I rode the hills in Touring and Urban mode and left the Sport mode for the track later.
Even in Touring, the bike felt like it was in a proper attack mode, charging into corners and letting me dive in late with the electronics cutting off the throttle only when the road became noticeably slippery.
The bike is not as aggressive or as eager as it is in Sport mode, but it is still hugely fun.
Urban is, dare I say it, boring on a bike openly regarded as a hooligan.
It meant for urban conditions, for when you want to reel it all back in and let the bike flow with traffic.
It is meant to keep you safe, and so for that, it is best to only use the mode when it is raining or when traffic is heavy.
The brakes on the bike are made up of twin 320mm semi-floating aluminium flange discs with radially mounted Monobloc Brembo callipers with quad-piston and twin pads and with Bosch cornering ABS. The brakes can be scary as they are super sharp and will catch you off-guard if you’re not careful.
The brakes are the same on the standard 950 and SP, with a preference of operation to a single finger.
All in all, the 950 still retains its hooligan character but is updated with some much-needed refinements for everyday usability.
And even though this bike looks and feels better when riding solo, Ducati has even fitted it with removable passenger foot pegs and a much needed comfortable seat, giving it a level of comfort and convenience never seen before on a Hypermotard.
Moving to the 950 SP, if the standard 950 is hooligan bike, then the 950 SP is a proper, barely road-legal race bike.
Out of the mountains on the 950, we headed to the short and tight circuit of Maspalomas to test the SP.
It is essentially the same bike, but with some revisions to make it sportier than the standard.
The suspension for starters is taller and offers 15mm more travel at the front and 25mm at the rear.
The seat is also 20mm taller than the standard bike, and this taller sitting position gives the bike a more nimble feel.
No sporting version of any bike is complete without acres and acres of carbon fibre (CF), and the SP has exactly that - CF mudguard and even a timing belt cover.
Other than that and probably the naughtiest difference between both bikes is the inclusion of the Ducati Quick Shifter (DQS) EVO as standard (optional on the 950).
The DQS EVO works on both up and down shifts and gives the bike a naughtier character than the standard bike.
It is only when you’re really slowing down that you need to use the clutch, but otherwise, the system does it for you.
The new Hypermotard also offers a unique system that turns you into a riding superhero called Ducati Slide by Brake function.
The system first debuted in the Panigale V4S and has trickled its way down to the Hyper 950.
It works when the ABS is in level 1, and you need to invoke it by getting hard on the rear brake while turning the bike.
It is here that the bike will automatically slide the rear tyre out by 10 degrees and you control the slide using the rear brake.
Wheelies come naturally on this bike and the standard 950, and sometimes even unexpectedly.

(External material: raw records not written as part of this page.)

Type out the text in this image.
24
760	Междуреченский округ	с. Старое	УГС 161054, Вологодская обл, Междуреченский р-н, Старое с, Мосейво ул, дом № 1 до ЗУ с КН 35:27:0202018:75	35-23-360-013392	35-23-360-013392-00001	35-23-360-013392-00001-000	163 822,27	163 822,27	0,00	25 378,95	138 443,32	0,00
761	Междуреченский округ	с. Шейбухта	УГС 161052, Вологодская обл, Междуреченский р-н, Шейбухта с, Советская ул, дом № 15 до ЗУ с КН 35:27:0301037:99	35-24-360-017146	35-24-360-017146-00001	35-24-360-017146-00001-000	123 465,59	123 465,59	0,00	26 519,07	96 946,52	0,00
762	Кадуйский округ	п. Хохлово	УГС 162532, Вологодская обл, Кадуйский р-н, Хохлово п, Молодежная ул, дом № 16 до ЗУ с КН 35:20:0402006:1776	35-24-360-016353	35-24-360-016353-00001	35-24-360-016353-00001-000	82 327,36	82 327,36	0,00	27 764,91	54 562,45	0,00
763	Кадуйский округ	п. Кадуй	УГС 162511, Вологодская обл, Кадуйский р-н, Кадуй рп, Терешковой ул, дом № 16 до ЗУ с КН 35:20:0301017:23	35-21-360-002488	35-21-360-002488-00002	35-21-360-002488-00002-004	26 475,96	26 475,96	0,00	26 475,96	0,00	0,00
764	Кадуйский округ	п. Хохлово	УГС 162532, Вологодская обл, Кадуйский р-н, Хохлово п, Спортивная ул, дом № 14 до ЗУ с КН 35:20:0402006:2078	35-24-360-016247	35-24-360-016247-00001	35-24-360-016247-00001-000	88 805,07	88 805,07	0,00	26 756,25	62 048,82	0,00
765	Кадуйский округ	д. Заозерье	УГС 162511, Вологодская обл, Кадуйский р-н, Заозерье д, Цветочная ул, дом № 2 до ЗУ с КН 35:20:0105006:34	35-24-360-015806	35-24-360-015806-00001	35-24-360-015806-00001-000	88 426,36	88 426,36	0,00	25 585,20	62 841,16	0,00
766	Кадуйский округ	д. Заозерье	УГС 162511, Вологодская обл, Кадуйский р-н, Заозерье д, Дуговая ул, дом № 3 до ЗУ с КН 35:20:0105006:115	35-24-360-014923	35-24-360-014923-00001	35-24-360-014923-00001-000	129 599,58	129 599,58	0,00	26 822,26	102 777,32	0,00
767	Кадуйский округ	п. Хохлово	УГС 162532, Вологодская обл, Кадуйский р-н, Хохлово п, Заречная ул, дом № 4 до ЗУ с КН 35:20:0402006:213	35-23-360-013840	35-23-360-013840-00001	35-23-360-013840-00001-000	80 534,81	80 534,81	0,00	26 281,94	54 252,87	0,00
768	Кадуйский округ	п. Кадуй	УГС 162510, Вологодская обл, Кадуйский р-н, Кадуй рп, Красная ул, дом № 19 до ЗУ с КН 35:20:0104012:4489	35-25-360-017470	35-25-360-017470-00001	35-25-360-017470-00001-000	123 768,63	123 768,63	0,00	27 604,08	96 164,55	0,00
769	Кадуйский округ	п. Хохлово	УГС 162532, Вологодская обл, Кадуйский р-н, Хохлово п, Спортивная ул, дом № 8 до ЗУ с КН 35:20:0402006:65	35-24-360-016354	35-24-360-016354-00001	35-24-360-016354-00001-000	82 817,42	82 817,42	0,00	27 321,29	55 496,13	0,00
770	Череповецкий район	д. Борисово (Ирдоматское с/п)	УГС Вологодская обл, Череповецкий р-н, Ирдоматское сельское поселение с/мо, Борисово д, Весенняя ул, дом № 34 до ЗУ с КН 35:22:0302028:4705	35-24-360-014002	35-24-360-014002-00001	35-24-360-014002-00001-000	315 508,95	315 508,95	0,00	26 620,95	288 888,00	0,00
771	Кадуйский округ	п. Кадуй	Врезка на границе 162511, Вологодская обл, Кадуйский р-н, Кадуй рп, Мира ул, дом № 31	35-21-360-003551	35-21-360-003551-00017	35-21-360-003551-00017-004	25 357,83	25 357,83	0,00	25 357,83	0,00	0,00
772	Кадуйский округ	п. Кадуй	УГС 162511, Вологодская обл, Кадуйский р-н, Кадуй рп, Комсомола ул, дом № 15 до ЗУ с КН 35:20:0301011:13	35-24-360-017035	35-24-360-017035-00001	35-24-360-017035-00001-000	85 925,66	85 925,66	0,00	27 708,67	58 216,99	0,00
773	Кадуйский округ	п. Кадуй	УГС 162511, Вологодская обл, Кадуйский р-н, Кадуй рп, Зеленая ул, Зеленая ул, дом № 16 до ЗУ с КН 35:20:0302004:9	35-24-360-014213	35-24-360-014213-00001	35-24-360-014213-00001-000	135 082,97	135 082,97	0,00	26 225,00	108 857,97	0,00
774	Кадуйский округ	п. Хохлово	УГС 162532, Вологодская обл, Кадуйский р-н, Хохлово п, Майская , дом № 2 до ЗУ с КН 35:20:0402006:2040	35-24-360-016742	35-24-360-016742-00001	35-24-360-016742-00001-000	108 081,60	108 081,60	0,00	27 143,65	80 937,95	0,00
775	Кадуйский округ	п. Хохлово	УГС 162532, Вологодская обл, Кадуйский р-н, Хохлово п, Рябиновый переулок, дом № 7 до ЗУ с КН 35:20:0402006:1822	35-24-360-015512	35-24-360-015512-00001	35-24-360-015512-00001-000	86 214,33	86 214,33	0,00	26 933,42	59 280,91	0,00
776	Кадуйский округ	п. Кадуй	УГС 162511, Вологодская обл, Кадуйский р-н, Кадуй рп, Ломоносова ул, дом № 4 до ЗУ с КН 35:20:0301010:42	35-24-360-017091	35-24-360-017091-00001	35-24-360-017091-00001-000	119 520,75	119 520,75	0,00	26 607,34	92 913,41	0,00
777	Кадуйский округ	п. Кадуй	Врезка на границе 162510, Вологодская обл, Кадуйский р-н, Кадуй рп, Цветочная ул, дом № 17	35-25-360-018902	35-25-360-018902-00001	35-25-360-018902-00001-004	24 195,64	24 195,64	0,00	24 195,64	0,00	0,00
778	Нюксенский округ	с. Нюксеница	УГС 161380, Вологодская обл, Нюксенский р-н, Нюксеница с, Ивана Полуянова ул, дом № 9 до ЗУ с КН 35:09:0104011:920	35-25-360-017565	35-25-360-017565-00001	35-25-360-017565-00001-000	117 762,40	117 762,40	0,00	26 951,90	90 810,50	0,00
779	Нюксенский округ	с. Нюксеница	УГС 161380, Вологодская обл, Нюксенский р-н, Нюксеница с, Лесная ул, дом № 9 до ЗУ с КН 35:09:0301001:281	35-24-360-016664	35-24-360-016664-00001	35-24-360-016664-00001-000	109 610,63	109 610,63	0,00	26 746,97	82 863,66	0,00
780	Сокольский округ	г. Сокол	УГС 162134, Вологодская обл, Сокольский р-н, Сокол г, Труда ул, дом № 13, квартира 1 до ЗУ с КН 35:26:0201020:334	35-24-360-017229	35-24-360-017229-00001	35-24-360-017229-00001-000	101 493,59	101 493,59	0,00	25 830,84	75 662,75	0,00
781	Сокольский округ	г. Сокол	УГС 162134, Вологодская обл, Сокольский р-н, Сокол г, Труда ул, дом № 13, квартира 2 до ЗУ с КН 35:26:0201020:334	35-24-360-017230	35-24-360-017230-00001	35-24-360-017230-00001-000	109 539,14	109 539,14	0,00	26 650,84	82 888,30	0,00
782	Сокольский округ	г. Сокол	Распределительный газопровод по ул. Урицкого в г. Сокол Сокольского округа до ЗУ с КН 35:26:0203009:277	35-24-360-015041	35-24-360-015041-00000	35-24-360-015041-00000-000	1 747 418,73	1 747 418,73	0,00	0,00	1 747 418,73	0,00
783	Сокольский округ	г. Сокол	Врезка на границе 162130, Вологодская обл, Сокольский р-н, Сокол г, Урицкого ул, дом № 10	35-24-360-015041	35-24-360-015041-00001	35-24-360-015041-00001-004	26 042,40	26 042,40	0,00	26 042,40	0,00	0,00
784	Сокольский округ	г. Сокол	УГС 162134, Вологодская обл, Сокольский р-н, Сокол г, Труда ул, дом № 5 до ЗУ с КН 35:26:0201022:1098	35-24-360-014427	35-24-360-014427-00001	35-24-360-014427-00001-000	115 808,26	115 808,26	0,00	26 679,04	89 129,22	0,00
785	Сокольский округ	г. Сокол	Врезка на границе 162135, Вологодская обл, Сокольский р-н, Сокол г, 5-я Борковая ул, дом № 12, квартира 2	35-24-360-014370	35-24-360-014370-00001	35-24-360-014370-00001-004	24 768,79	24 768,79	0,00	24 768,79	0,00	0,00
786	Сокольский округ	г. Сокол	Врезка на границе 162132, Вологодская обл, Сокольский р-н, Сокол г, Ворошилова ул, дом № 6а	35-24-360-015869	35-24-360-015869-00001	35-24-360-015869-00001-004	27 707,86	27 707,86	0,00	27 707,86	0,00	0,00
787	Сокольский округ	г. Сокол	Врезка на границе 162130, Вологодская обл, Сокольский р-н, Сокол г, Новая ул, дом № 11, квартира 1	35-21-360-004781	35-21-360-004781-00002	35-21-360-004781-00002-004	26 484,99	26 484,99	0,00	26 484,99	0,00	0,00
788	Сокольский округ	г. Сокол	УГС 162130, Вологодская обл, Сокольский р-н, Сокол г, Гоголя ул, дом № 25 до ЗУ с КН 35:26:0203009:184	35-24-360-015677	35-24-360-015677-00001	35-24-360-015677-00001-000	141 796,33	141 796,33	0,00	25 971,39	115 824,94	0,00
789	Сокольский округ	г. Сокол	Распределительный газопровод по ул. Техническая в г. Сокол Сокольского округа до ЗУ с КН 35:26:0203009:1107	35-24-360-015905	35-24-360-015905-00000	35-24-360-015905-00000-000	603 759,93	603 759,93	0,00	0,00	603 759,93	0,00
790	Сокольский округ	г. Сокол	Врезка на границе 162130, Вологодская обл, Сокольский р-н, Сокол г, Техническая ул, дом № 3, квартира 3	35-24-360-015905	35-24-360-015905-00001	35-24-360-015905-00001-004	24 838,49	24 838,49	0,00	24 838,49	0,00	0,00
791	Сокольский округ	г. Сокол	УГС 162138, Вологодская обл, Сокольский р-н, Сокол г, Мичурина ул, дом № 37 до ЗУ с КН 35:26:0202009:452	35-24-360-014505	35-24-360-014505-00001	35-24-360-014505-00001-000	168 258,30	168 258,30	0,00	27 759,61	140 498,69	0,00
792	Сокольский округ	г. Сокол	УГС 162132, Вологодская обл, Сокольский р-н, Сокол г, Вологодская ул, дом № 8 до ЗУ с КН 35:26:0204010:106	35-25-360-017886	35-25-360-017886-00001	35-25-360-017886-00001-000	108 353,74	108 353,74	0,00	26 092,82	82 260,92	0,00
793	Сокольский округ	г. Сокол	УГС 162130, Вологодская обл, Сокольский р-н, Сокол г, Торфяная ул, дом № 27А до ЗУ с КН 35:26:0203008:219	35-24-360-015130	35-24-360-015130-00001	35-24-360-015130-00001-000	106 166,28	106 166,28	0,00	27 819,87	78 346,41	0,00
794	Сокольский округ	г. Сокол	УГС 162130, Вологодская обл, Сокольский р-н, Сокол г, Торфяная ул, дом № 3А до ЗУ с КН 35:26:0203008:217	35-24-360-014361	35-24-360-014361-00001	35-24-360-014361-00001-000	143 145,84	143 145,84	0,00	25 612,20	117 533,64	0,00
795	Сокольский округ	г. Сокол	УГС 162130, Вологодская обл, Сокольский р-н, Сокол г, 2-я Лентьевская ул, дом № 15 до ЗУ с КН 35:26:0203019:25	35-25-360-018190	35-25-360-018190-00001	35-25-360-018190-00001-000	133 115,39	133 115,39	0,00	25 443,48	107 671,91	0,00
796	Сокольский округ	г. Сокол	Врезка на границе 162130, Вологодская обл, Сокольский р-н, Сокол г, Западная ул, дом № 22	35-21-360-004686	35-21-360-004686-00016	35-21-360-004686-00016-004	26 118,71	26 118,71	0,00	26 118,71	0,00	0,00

But Ducati has thought of that too and has equipped the new Hyper with Ducati Wheelie Control Evo that manages unexpected wheelies, giving you maximum traction at all times.
You feel it as a sudden power cut, noticeable interference but it happens so quickly that it doesn’t affect performance.
So far I have no complaints about the bike, but just one.
Ducati says that the new seat is more comfortable than before, but I still think it isn’t that great especially out on the open road. Gave me a sore bum after about 100km.
If you’re into supermotards and want a bike that gets you places quickly, then the 950 is for you.
The SP would be my choice but it could be too hardcore for some. Don’t forget to opt for the quick-shifter and full Termignoni system.
It should be in Malaysia by the second or third quarter of the year.
We expect it to cost about RM3,000 - RM5,000 more than the previous model.